(Todd A. Smith)

As a media member, I am often quick to defend journalists, and rightfully so.

Journalism, mass media and the notion of a free press is imperative for a democracy to work.

We keep people informed.

Also, we hold our leaders accountable.

But being in the media can lead to fame and riches.

And fame and riches can expose who amongst us should have never had their large platform in the process.

While football fans around the country held their collective breaths and prayed feverishly for Buffalo Bills defensive back Damar Hamlin after he experienced a cardiac arrest after making a tackle on Cincinnati Bengals wide receiver Tee Higgins, sports journalist Skip Bayless from the FS1 show “Undisputed” tweeted out one of the most insensitive tweets in the history of social media.

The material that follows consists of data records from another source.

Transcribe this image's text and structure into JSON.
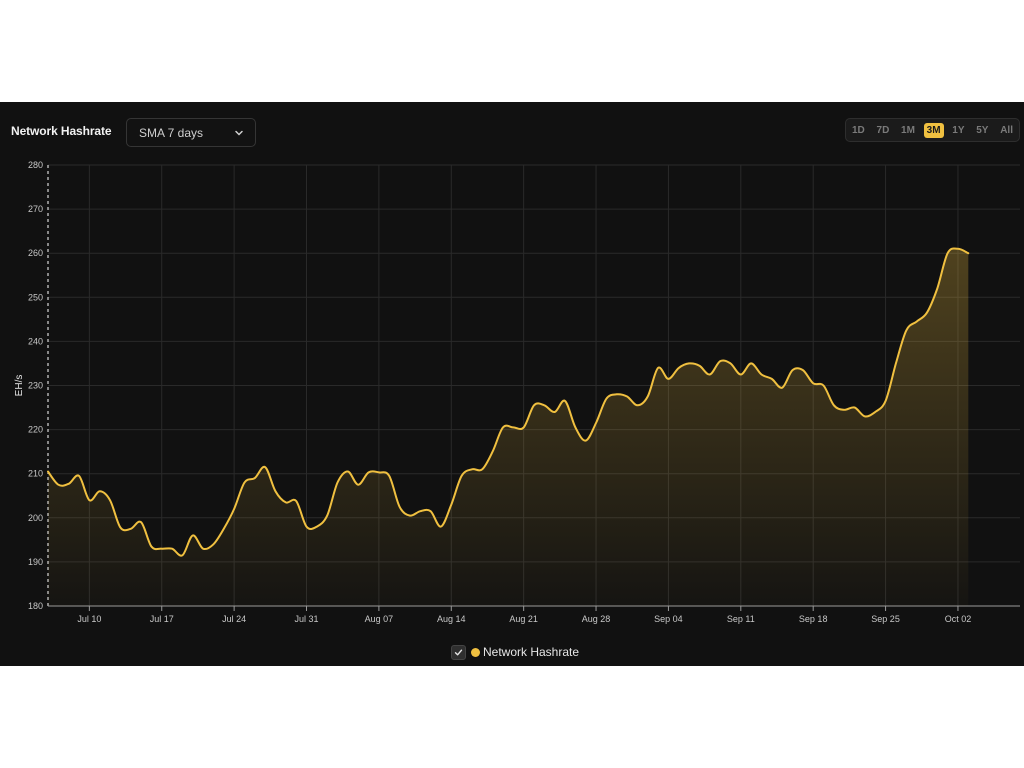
{
  "header": {
    "title": "Network Hashrate",
    "select_value": "SMA 7 days"
  },
  "ranges": [
    {
      "label": "1D",
      "active": false
    },
    {
      "label": "7D",
      "active": false
    },
    {
      "label": "1M",
      "active": false
    },
    {
      "label": "3M",
      "active": true
    },
    {
      "label": "1Y",
      "active": false
    },
    {
      "label": "5Y",
      "active": false
    },
    {
      "label": "All",
      "active": false
    }
  ],
  "colors": {
    "accent": "#f0c040",
    "background": "#111111",
    "grid": "#2a2a2a"
  },
  "legend": {
    "label": "Network Hashrate",
    "checked": true
  },
  "chart_data": {
    "type": "area",
    "ylabel": "EH/s",
    "ylim": [
      180,
      280
    ],
    "yticks": [
      180,
      190,
      200,
      210,
      220,
      230,
      240,
      250,
      260,
      270,
      280
    ],
    "xlim": [
      "2023-07-06",
      "2023-10-08"
    ],
    "xticks": [
      {
        "date": "2023-07-10",
        "label": "Jul 10"
      },
      {
        "date": "2023-07-17",
        "label": "Jul 17"
      },
      {
        "date": "2023-07-24",
        "label": "Jul 24"
      },
      {
        "date": "2023-07-31",
        "label": "Jul 31"
      },
      {
        "date": "2023-08-07",
        "label": "Aug 07"
      },
      {
        "date": "2023-08-14",
        "label": "Aug 14"
      },
      {
        "date": "2023-08-21",
        "label": "Aug 21"
      },
      {
        "date": "2023-08-28",
        "label": "Aug 28"
      },
      {
        "date": "2023-09-04",
        "label": "Sep 04"
      },
      {
        "date": "2023-09-11",
        "label": "Sep 11"
      },
      {
        "date": "2023-09-18",
        "label": "Sep 18"
      },
      {
        "date": "2023-09-25",
        "label": "Sep 25"
      },
      {
        "date": "2023-10-02",
        "label": "Oct 02"
      }
    ],
    "grid": true,
    "legend_position": "bottom-center",
    "series": [
      {
        "name": "Network Hashrate",
        "points": [
          [
            "2023-07-06",
            210.5
          ],
          [
            "2023-07-07",
            207.5
          ],
          [
            "2023-07-08",
            207.7
          ],
          [
            "2023-07-09",
            209.5
          ],
          [
            "2023-07-10",
            204.0
          ],
          [
            "2023-07-11",
            206.0
          ],
          [
            "2023-07-12",
            204.0
          ],
          [
            "2023-07-13",
            197.8
          ],
          [
            "2023-07-14",
            197.5
          ],
          [
            "2023-07-15",
            199.0
          ],
          [
            "2023-07-16",
            193.5
          ],
          [
            "2023-07-17",
            193.0
          ],
          [
            "2023-07-18",
            193.0
          ],
          [
            "2023-07-19",
            191.5
          ],
          [
            "2023-07-20",
            196.0
          ],
          [
            "2023-07-21",
            193.0
          ],
          [
            "2023-07-22",
            194.0
          ],
          [
            "2023-07-23",
            197.5
          ],
          [
            "2023-07-24",
            202.0
          ],
          [
            "2023-07-25",
            208.0
          ],
          [
            "2023-07-26",
            209.0
          ],
          [
            "2023-07-27",
            211.5
          ],
          [
            "2023-07-28",
            206.0
          ],
          [
            "2023-07-29",
            203.5
          ],
          [
            "2023-07-30",
            203.8
          ],
          [
            "2023-07-31",
            198.0
          ],
          [
            "2023-08-01",
            198.0
          ],
          [
            "2023-08-02",
            200.5
          ],
          [
            "2023-08-03",
            208.0
          ],
          [
            "2023-08-04",
            210.5
          ],
          [
            "2023-08-05",
            207.5
          ],
          [
            "2023-08-06",
            210.3
          ],
          [
            "2023-08-07",
            210.3
          ],
          [
            "2023-08-08",
            209.5
          ],
          [
            "2023-08-09",
            202.5
          ],
          [
            "2023-08-10",
            200.5
          ],
          [
            "2023-08-11",
            201.5
          ],
          [
            "2023-08-12",
            201.5
          ],
          [
            "2023-08-13",
            198.0
          ],
          [
            "2023-08-14",
            203.0
          ],
          [
            "2023-08-15",
            209.5
          ],
          [
            "2023-08-16",
            211.0
          ],
          [
            "2023-08-17",
            211.0
          ],
          [
            "2023-08-18",
            215.0
          ],
          [
            "2023-08-19",
            220.5
          ],
          [
            "2023-08-20",
            220.5
          ],
          [
            "2023-08-21",
            220.5
          ],
          [
            "2023-08-22",
            225.5
          ],
          [
            "2023-08-23",
            225.5
          ],
          [
            "2023-08-24",
            224.0
          ],
          [
            "2023-08-25",
            226.5
          ],
          [
            "2023-08-26",
            220.5
          ],
          [
            "2023-08-27",
            217.5
          ],
          [
            "2023-08-28",
            221.5
          ],
          [
            "2023-08-29",
            227.0
          ],
          [
            "2023-08-30",
            228.0
          ],
          [
            "2023-08-31",
            227.5
          ],
          [
            "2023-09-01",
            225.5
          ],
          [
            "2023-09-02",
            227.5
          ],
          [
            "2023-09-03",
            234.0
          ],
          [
            "2023-09-04",
            231.5
          ],
          [
            "2023-09-05",
            234.0
          ],
          [
            "2023-09-06",
            235.0
          ],
          [
            "2023-09-07",
            234.5
          ],
          [
            "2023-09-08",
            232.5
          ],
          [
            "2023-09-09",
            235.5
          ],
          [
            "2023-09-10",
            235.0
          ],
          [
            "2023-09-11",
            232.5
          ],
          [
            "2023-09-12",
            235.0
          ],
          [
            "2023-09-13",
            232.5
          ],
          [
            "2023-09-14",
            231.5
          ],
          [
            "2023-09-15",
            229.5
          ],
          [
            "2023-09-16",
            233.5
          ],
          [
            "2023-09-17",
            233.5
          ],
          [
            "2023-09-18",
            230.5
          ],
          [
            "2023-09-19",
            230.0
          ],
          [
            "2023-09-20",
            225.5
          ],
          [
            "2023-09-21",
            224.5
          ],
          [
            "2023-09-22",
            225.0
          ],
          [
            "2023-09-23",
            223.0
          ],
          [
            "2023-09-24",
            224.0
          ],
          [
            "2023-09-25",
            226.5
          ],
          [
            "2023-09-26",
            235.0
          ],
          [
            "2023-09-27",
            242.5
          ],
          [
            "2023-09-28",
            244.5
          ],
          [
            "2023-09-29",
            246.5
          ],
          [
            "2023-09-30",
            252.0
          ],
          [
            "2023-10-01",
            260.0
          ],
          [
            "2023-10-02",
            261.0
          ],
          [
            "2023-10-03",
            260.0
          ]
        ]
      }
    ]
  }
}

Bayless tweeted, “no doubt the NFL is considering postponing the rest of this game—but how? This late in the season, a game of this magnitude is crucial to the regular season outcome…which suddenly seems so irreveleant.”

Hamlin’s health is what is crucial, not a game.

Not a regular season game.

Not a postseason game.

Not even the dang Super Bowl.

We are talking about Hamlin’s life.

We are talking about his mother and other relatives who are probably on pins and needles worrying about the life of their family member.

And some people are worrying about a child’s game.


While Hamlin was fighting for his life, and his brothers from the Bills were overcome with emotion and tears, this despicable dude had the nerve to tweet about a football game being important to the standings.

He later tried to clean up the tweet by stating that he was just concerned about Hamlin’s health.

But the damage had been done.

While some social media members found no fault in what Bayless tweeted, others said it was only bad because of the timing.

But timing is everything.

If I have a wonderful week with stock market investments, bragging and boasting about that would not be bad.

However, if I boast and brag about it to a person who just lost their job or home, that will make me a horrible person or at least a tone-deaf person.

In that situation, I should be able to read the room to see that it is not the ideal time to brag about my accomplishments in life when one of my peers is experiencing the roughest day of their life.

I will not brag about how well my parents are doing health-wise when a person is burying one of their parents.

Therefore, Bayless should have known that speaking about something as insignificant as a football game would rub people the wrong way when they are dealing with a life and death situation.

But that is the problem with people like Bayless who seem so absorbed in their own fame that they have disconnected from the real world.

Despite having millions of Twitter followers, Bayless does not follow anyone on Twitter.

Following people and listening to someone else other than himself for a change would have let him know how traumatic Hamlin’s cardiac arrest was for everyone who witnessed it.

And that is really what makes a good journalist or media personality, being the pulse of the people and being their spokesperson when they do not have a big enough platform to preach their own sermon.

However, shock jocks like Bayless use their platform to offend and upset just to get views, likes and followers as if they are starved for the attention they did not receive growing up.

Shock jocks do things to offend because they are not talented or intelligent enough to become successful and famous on their own.

As a result, they must reach to the lowest depths possible to get a reaction from people.

And Bayless definitely got a reaction from people on social media, immediately following his deplorable comments.

Many athletes called for FS1 to fire Bayless for his insensitive tweets.

Usually, I am totally against cancel culture.

I often preach for the need of counsel culture or correction culture.

But some people deserve cancellation because they are too far gone for correction or counseling.

The old folks would say you cannot get blood from a turnip.

Unfortunately, Bayless is just as heartless as a turnip is bloodless.

And he has been that way since his days as a newspaper journalist in Dallas, doing whatever it took to steal the spotlight from the athletes he covered.

He seemed to want to be the story and not cover or add commentary to the story.

Therefore, he has always been willing to say whatever it took to keep him relevant and in the public eye.

That often meant cold and callous comments on television and social media.

Therefore, he does not get the grace that other people might receive when they make an awkward comment at the wrong time.

An elementary school classmate, high school rival and former Baylor wide receiver made a similar comment on Facebook.

However, the brother has a history of being a good dude.

Therefore, those who know him would not take it in an offensive manner because he does not have a history of saying offensive things for shock value.

Bayless has that history though.

When I was a teenager, I was notorious for my bad temper on the basketball court.

Even when I did not do anything wrong, I had developed a reputation with the refs.

As a result, any miniscule misstep or misinterpretation would lead to a technical foul being assessed to me.

My reputation had preceded me and even when I was in the right, people saw me as in the wrong.

I learned that lesson as a teenager.

Unfortunately, when you mix fame and fortune, even a senior citizen can forget a lesson learned by many in grade school.